Vor 75 Jahren starb die Frau des Automobilerfinders Carl Benz im badischen Ladenburg. Bertha Benz schaffte die weltweit erste pferdelose Fernfahrt. Einen Führerschein hatte sie nicht.

Mannheim - Im Sommer 1888 setzt sich Bertha Benz in das Motor-Gefährt, das ihr Mann Carl erfunden hat, und fährt einfach los. Ausgestattet mit Werkzeug steuert sie auf holprigen Feldwegen von Mannheim nach Pforzheim, mit dabei sind ihre beiden Söhne. Die Tour am 5. August 1888 ist die weltweit erste pferdelose Fernfahrt. Vor 75 Jahren, am 5. Mai 1944, starb die Frau des Automobilerfinders Carl Benz im badischen Ladenburg. Sie wurde 95 Jahre alt.

 

Ihr Mann habe von dem Vorhaben der etwa 100 Kilometer langen Fahrt zu ihrer Familie nach Pforzheim nichts gewusst, sagt der Leiter des Automuseums Dr. Carl Benz in Ladenburg, Winfried A. Seidel, dem Evangelischen Pressedienst (epd). Denn dann hätte Benz seiner Frau die anstrengende und gefährliche Fahrt ganz sicher verboten.

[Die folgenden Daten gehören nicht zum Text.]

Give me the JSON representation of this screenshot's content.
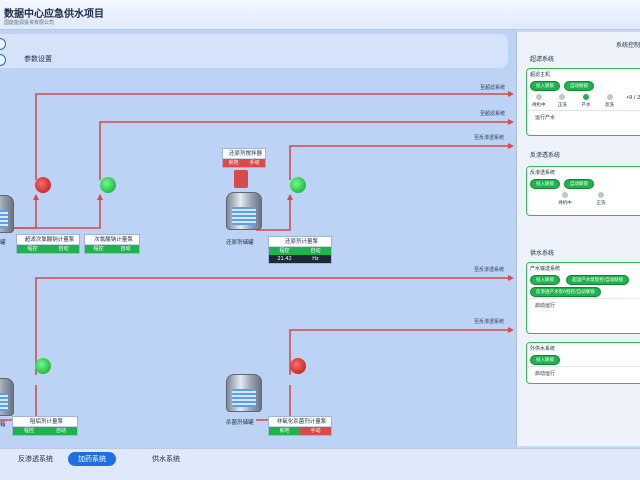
{
  "header": {
    "title": "数据中心应急供水项目",
    "subtitle": "国能能源投资有限公司"
  },
  "param_bar": {
    "label": "参数设置"
  },
  "routes": {
    "r1": "至超滤系统",
    "r2": "至超滤系统",
    "r3": "至反渗透系统",
    "r4": "至反渗透系统",
    "r5": "至反渗透系统"
  },
  "dosing": {
    "title": "还原剂搅拌器",
    "state": "就地",
    "mode": "手动"
  },
  "panels": {
    "p1": {
      "title": "超滤次氯酸钠计量泵",
      "a": "程控",
      "b": "自动"
    },
    "p2": {
      "title": "次氯酸钠计量泵",
      "a": "程控",
      "b": "自动"
    },
    "p3": {
      "title": "还原剂计量泵",
      "a": "程控",
      "b": "自动",
      "value": "21.42",
      "unit": "Hz"
    },
    "p4": {
      "title": "阻垢剂计量泵",
      "a": "程控",
      "b": "自动"
    },
    "p5": {
      "title": "非氧化杀菌剂计量泵",
      "a": "就地",
      "b": "手动"
    }
  },
  "tanks": {
    "t1": "还原剂储罐",
    "t2": "杀菌剂储罐",
    "t_left1": "罐",
    "t_left2": "箱"
  },
  "tabs": {
    "t1": "反渗透系统",
    "t2": "加药系统",
    "t3": "供水系统"
  },
  "side": {
    "title": "系统控制",
    "uf": {
      "section": "超滤系统",
      "card_title": "超滤主机",
      "chip1": "投入联锁",
      "chip2": "自动联锁",
      "dots": [
        "待机中",
        "正洗",
        "产水",
        "反洗"
      ],
      "counter": "•9  / 2",
      "foot": "运行产水"
    },
    "ro": {
      "section": "反渗透系统",
      "card_title": "反渗透系统",
      "chip1": "投入联锁",
      "chip2": "自动联锁",
      "dots": [
        "待机中",
        "正洗"
      ]
    },
    "supply": {
      "section": "供水系统",
      "card_title": "产水输送系统",
      "chip1": "投入联锁",
      "chip2": "超滤产水泵程控/自动联锁",
      "chip3": "反渗透产水泵A程控/自动联锁",
      "foot": "启动运行",
      "card2_title": "外供水系统",
      "chip4": "投入联锁",
      "foot2": "启动运行"
    }
  },
  "colors": {
    "pipe": "#d94a4a",
    "accent": "#1f6fe0",
    "ok": "#1fb24d"
  }
}
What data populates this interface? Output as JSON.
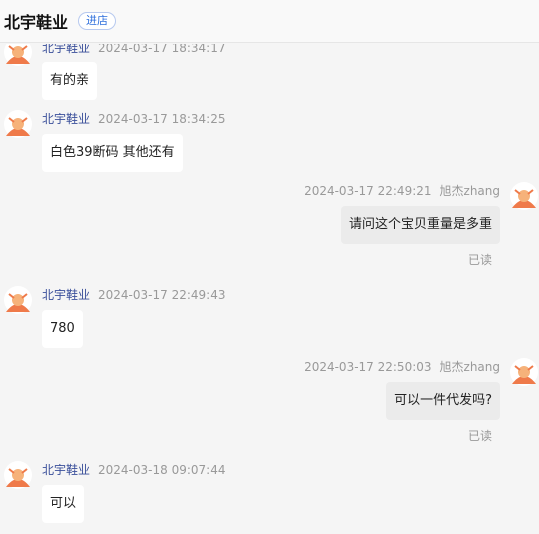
{
  "header": {
    "shop_name": "北宇鞋业",
    "enter_label": "进店"
  },
  "messages": [
    {
      "side": "left",
      "sender": "北宇鞋业",
      "time": "2024-03-17 18:34:17",
      "text": "有的亲"
    },
    {
      "side": "left",
      "sender": "北宇鞋业",
      "time": "2024-03-17 18:34:25",
      "text": "白色39断码 其他还有"
    },
    {
      "side": "right",
      "sender": "旭杰zhang",
      "time": "2024-03-17 22:49:21",
      "text": "请问这个宝贝重量是多重",
      "status": "已读"
    },
    {
      "side": "left",
      "sender": "北宇鞋业",
      "time": "2024-03-17 22:49:43",
      "text": "780"
    },
    {
      "side": "right",
      "sender": "旭杰zhang",
      "time": "2024-03-17 22:50:03",
      "text": "可以一件代发吗?",
      "status": "已读"
    },
    {
      "side": "left",
      "sender": "北宇鞋业",
      "time": "2024-03-18 09:07:44",
      "text": "可以"
    }
  ],
  "colors": {
    "avatar": "#ef7a4a",
    "accent": "#2f6fdc"
  }
}
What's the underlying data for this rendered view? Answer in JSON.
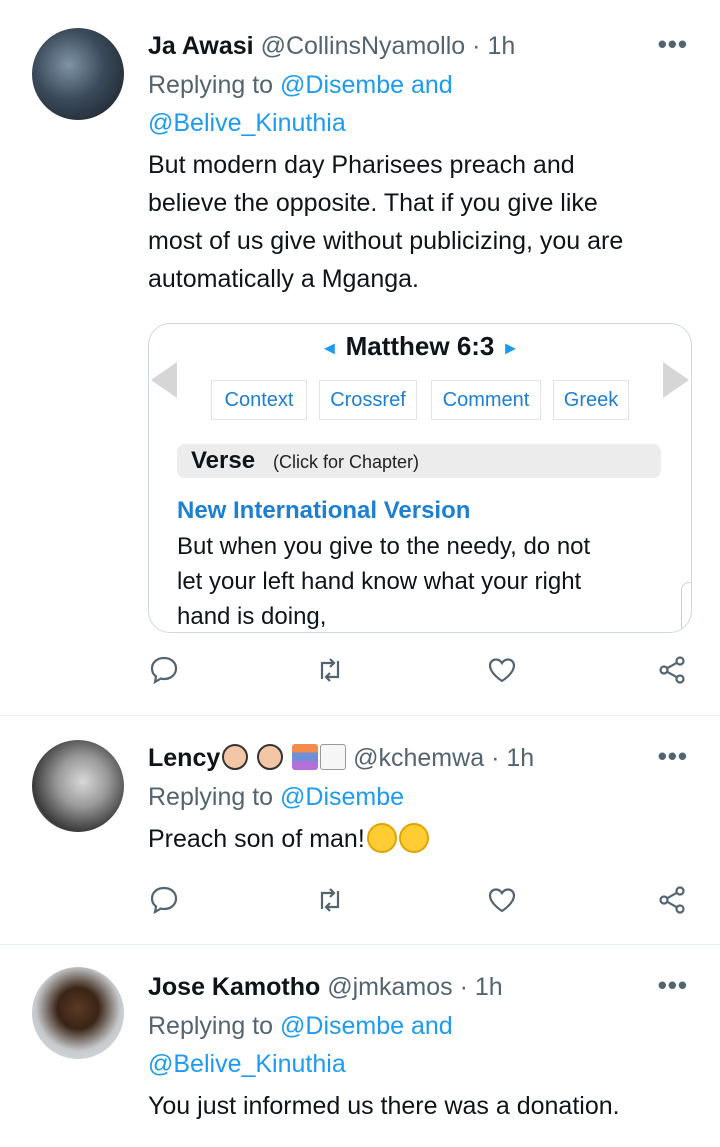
{
  "tweets": [
    {
      "name": "Ja Awasi",
      "handle": "@CollinsNyamollo",
      "dot": "·",
      "time": "1h",
      "replying_prefix": "Replying to",
      "mention1": "@Disembe and",
      "mention2": "@Belive_Kinuthia",
      "text_lines": [
        "But modern day Pharisees preach and",
        "believe the opposite. That if you give like",
        "most of us give without publicizing, you are",
        "automatically a Mganga."
      ],
      "card": {
        "title": "Matthew 6:3",
        "tabs": [
          "Context",
          "Crossref",
          "Comment",
          "Greek"
        ],
        "verse_label": "Verse",
        "verse_hint": "(Click for Chapter)",
        "version": "New International Version",
        "verse_lines": [
          "But when you give to the needy, do not",
          "let your left hand know what your right",
          "hand is doing,"
        ]
      }
    },
    {
      "name": "Lency",
      "emoji_names": [
        "woman-graduate-emoji",
        "man-graduate-emoji",
        "books-emoji",
        "memo-emoji"
      ],
      "handle": "@kchemwa",
      "dot": "·",
      "time": "1h",
      "replying_prefix": "Replying to",
      "mention1": "@Disembe",
      "text": "Preach son of man!",
      "text_emoji": [
        "rolling-laughing-emoji",
        "rolling-laughing-emoji"
      ]
    },
    {
      "name": "Jose Kamotho",
      "handle": "@jmkamos",
      "dot": "·",
      "time": "1h",
      "replying_prefix": "Replying to",
      "mention1": "@Disembe and",
      "mention2": "@Belive_Kinuthia",
      "text": "You just informed us there was a donation."
    }
  ],
  "more_label": "•••",
  "icons": [
    "reply-icon",
    "retweet-icon",
    "like-icon",
    "share-icon"
  ],
  "colors": {
    "link": "#1d9bf0",
    "secondary": "#536471",
    "text": "#0f1419",
    "card_link": "#1d7fd1"
  }
}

Einen Führerschein hatte sie nicht

Verboten war es auch, das patentierte Fahrzeug außerhalb eines bestimmten Gebiets in Mannheim zu fahren. Einen Führerschein hatte sie ohnehin nicht, den weltweit ersten hatte ihr Mann erst wenige Tage zuvor erhalten. Trotzdem ratterte Bertha Benz mit dem motorisierten Dreirad die vielen Kilometer, meist über Feldwege. Orientierung bot die Bahnlinie.

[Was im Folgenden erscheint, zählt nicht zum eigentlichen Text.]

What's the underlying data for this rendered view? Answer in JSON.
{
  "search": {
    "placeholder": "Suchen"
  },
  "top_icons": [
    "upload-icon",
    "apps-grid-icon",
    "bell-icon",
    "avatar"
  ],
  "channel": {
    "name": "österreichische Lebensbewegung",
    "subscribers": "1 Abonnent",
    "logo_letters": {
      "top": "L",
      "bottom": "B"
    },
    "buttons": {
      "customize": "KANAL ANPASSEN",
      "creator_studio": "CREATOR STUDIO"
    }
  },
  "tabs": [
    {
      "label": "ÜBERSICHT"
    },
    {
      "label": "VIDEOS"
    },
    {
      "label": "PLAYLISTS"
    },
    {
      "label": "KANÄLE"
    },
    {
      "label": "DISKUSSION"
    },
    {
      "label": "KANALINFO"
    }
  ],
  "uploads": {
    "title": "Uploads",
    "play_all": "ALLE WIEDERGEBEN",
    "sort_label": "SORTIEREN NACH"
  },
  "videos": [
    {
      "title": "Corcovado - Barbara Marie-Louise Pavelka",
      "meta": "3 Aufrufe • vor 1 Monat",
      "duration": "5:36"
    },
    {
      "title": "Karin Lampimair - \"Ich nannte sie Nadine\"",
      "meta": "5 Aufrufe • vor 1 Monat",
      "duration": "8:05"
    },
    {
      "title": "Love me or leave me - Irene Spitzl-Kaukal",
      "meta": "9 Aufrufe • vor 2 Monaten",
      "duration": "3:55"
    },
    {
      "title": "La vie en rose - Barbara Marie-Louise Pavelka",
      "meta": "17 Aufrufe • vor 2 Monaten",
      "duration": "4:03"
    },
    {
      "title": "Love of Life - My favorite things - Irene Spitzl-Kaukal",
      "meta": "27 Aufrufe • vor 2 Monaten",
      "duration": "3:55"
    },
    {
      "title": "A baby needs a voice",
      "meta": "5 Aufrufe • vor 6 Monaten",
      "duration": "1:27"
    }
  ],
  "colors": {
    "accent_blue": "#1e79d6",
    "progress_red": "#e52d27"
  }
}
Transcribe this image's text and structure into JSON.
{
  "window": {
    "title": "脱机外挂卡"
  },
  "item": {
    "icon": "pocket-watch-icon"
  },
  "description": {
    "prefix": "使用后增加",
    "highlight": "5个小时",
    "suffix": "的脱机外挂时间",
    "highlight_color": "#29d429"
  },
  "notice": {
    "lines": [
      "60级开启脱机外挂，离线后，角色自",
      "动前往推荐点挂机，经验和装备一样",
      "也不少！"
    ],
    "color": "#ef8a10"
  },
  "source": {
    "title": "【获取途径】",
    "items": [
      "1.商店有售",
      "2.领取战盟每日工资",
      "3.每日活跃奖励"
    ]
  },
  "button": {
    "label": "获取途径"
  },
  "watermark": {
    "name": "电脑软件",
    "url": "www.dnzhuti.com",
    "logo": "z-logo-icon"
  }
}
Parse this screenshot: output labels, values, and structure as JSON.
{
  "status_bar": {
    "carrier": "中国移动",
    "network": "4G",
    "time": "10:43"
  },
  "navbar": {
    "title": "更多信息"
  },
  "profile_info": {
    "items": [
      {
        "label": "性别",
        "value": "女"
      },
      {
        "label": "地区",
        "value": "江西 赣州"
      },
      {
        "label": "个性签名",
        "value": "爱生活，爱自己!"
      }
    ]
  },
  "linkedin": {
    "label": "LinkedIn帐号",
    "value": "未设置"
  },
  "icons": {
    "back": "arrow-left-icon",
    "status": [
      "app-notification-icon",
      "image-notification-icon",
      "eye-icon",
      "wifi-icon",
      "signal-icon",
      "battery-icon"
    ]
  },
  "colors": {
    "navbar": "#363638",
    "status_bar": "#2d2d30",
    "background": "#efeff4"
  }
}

Als vor Wiesloch das Benzin ausgeht und der Patent-Motorwagen geschoben werden muss, steigt sie mit ab, packt an. Zwischendurch „tankt“ Bertha Benz an Apotheken, das erste Mal an der Stadt-Apotheke Wiesloch. Sie kauft dort einige Liter „Ligroin“ - Waschbenzin, das normalerweise zur Fleckenentfernung verwendet wird.

Kleine Reparaturen erledigt sie selbst: Die verstopfte Benzinleitung reinigt sie mit ihrer Hutnadel, die Zündung repariert sie mit ihrem Strumpfband. Kühlwasser ist alle paar Kilometer nachzufüllen - etwa aus Brunnen und Straßengraben. Und bergauf müssen die beiden 13 und 15 Jahre alten Söhne, Richard und Eugen, schieben.

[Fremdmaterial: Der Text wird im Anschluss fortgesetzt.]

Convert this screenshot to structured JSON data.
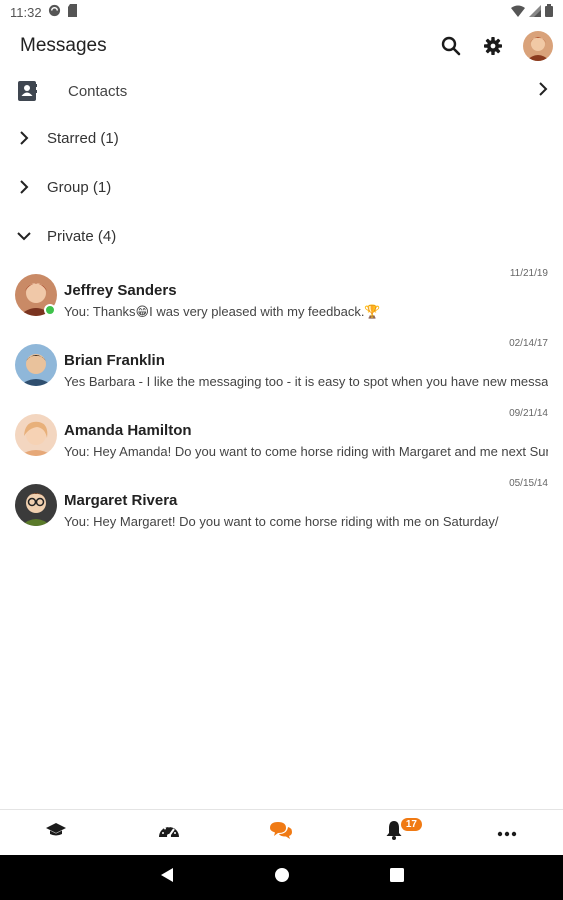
{
  "status_bar": {
    "time": "11:32"
  },
  "app_bar": {
    "title": "Messages"
  },
  "contacts": {
    "label": "Contacts"
  },
  "groups": [
    {
      "label": "Starred (1)",
      "expanded": false
    },
    {
      "label": "Group (1)",
      "expanded": false
    },
    {
      "label": "Private (4)",
      "expanded": true
    }
  ],
  "conversations": [
    {
      "name": "Jeffrey Sanders",
      "date": "11/21/19",
      "message": "You: Thanks😁I was very pleased with my feedback.🏆",
      "online": true
    },
    {
      "name": "Brian Franklin",
      "date": "02/14/17",
      "message": "Yes Barbara - I like the messaging too - it is easy to spot when you have new messa",
      "online": false
    },
    {
      "name": "Amanda Hamilton",
      "date": "09/21/14",
      "message": "You: Hey Amanda! Do you want to come horse riding with Margaret and me next Sur",
      "online": false
    },
    {
      "name": "Margaret Rivera",
      "date": "05/15/14",
      "message": "You: Hey Margaret! Do you want to come horse riding with me on Saturday/",
      "online": false
    }
  ],
  "bottom_nav": {
    "notifications_badge": "17"
  },
  "colors": {
    "accent": "#f07a14",
    "online": "#3ec24b",
    "dark_icon": "#1b1b1b"
  }
}
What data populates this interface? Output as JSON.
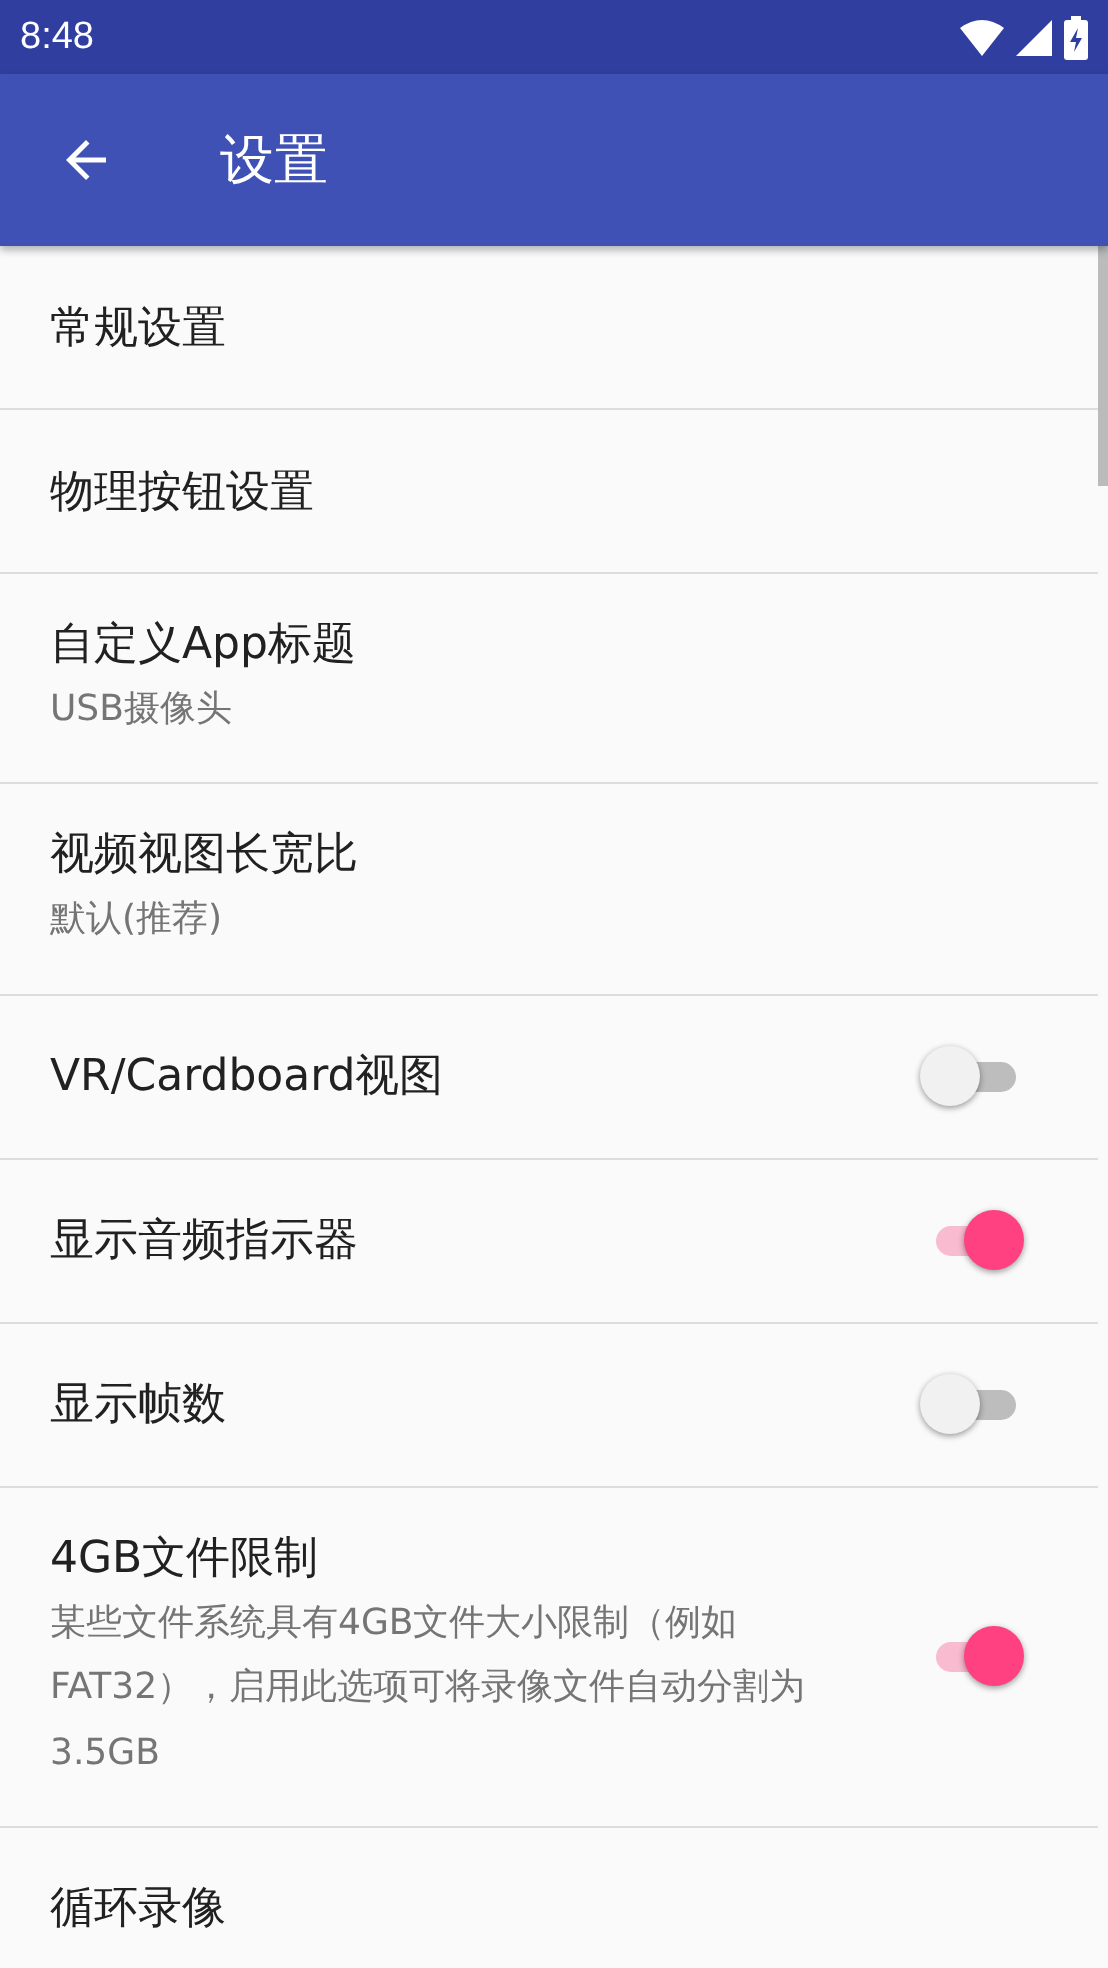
{
  "status_bar": {
    "time": "8:48"
  },
  "app_bar": {
    "title": "设置"
  },
  "settings": [
    {
      "kind": "link",
      "title": "常规设置"
    },
    {
      "kind": "link",
      "title": "物理按钮设置"
    },
    {
      "kind": "link",
      "title": "自定义App标题",
      "summary": "USB摄像头"
    },
    {
      "kind": "link",
      "title": "视频视图长宽比",
      "summary": "默认(推荐)"
    },
    {
      "kind": "switch",
      "title": "VR/Cardboard视图",
      "on": false
    },
    {
      "kind": "switch",
      "title": "显示音频指示器",
      "on": true
    },
    {
      "kind": "switch",
      "title": "显示帧数",
      "on": false
    },
    {
      "kind": "switch",
      "title": "4GB文件限制",
      "summary": "某些文件系统具有4GB文件大小限制（例如FAT32），启用此选项可将录像文件自动分割为3.5GB",
      "on": true
    },
    {
      "kind": "link",
      "title": "循环录像"
    }
  ]
}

Die Fahrzeugkette flickt unterwegs ein Schmied. Die hölzernen Bremsklötze lässt sie von einem Schuster mit Leder beziehen. Eine geniale Idee der Frau, die nie studieren durfte, findet Seidel. Nach der Fahrt habe sie ihrem Mann Verbesserungsvorschläge zur Lenkbarkeit unterbreitet. Daraufhin habe Benz ein vierrädriges Modell weiterentwickelt. Auch die Idee einen dritten Gang einzubauen, stamme von ihr, sagt der Experte.

Das Leben der Bertha Benz

Als die drei spätabends nach 13-stündiger Fahrt in Pforzheim ankommen, schicken sie Carl Benz ein Telegramm, mit dem beruhigenden Hinweis: „Sind glücklich und ohne Schaden angekommen.“

Geboren wird Bertha Benz als Cäcilie Bertha Ringer am 3. Mai 1849 in Pforzheim. Sie interessiert sich schon früh für Technik, in der Schule für höhere Töchter wird das Fach „Naturlehre“ zu ihrer Lieblingsstunde. Der Eintrag in der Familienbibel muss für sie schwer gewesen sein: „Leider wieder nur ein Mädchen“ hatte der Vater anlässlich ihrer Geburt notiert.

Der Legende nach reift in ihr fortan der Wunsch, der Welt zu beweisen, dass sie Großes leisten kann. Sie heiratet den innovativen, aber brotlosen Ingenieur Carl Benz. Bertha glaubt an seine Idee einer pferdelosen Kutsche und unterstützt ihn auch finanziell. Ihre Mitgift lässt sich die wohlhabende junge Frau auszahlen und bewahrt so das Unternehmen vor dem Bankrott.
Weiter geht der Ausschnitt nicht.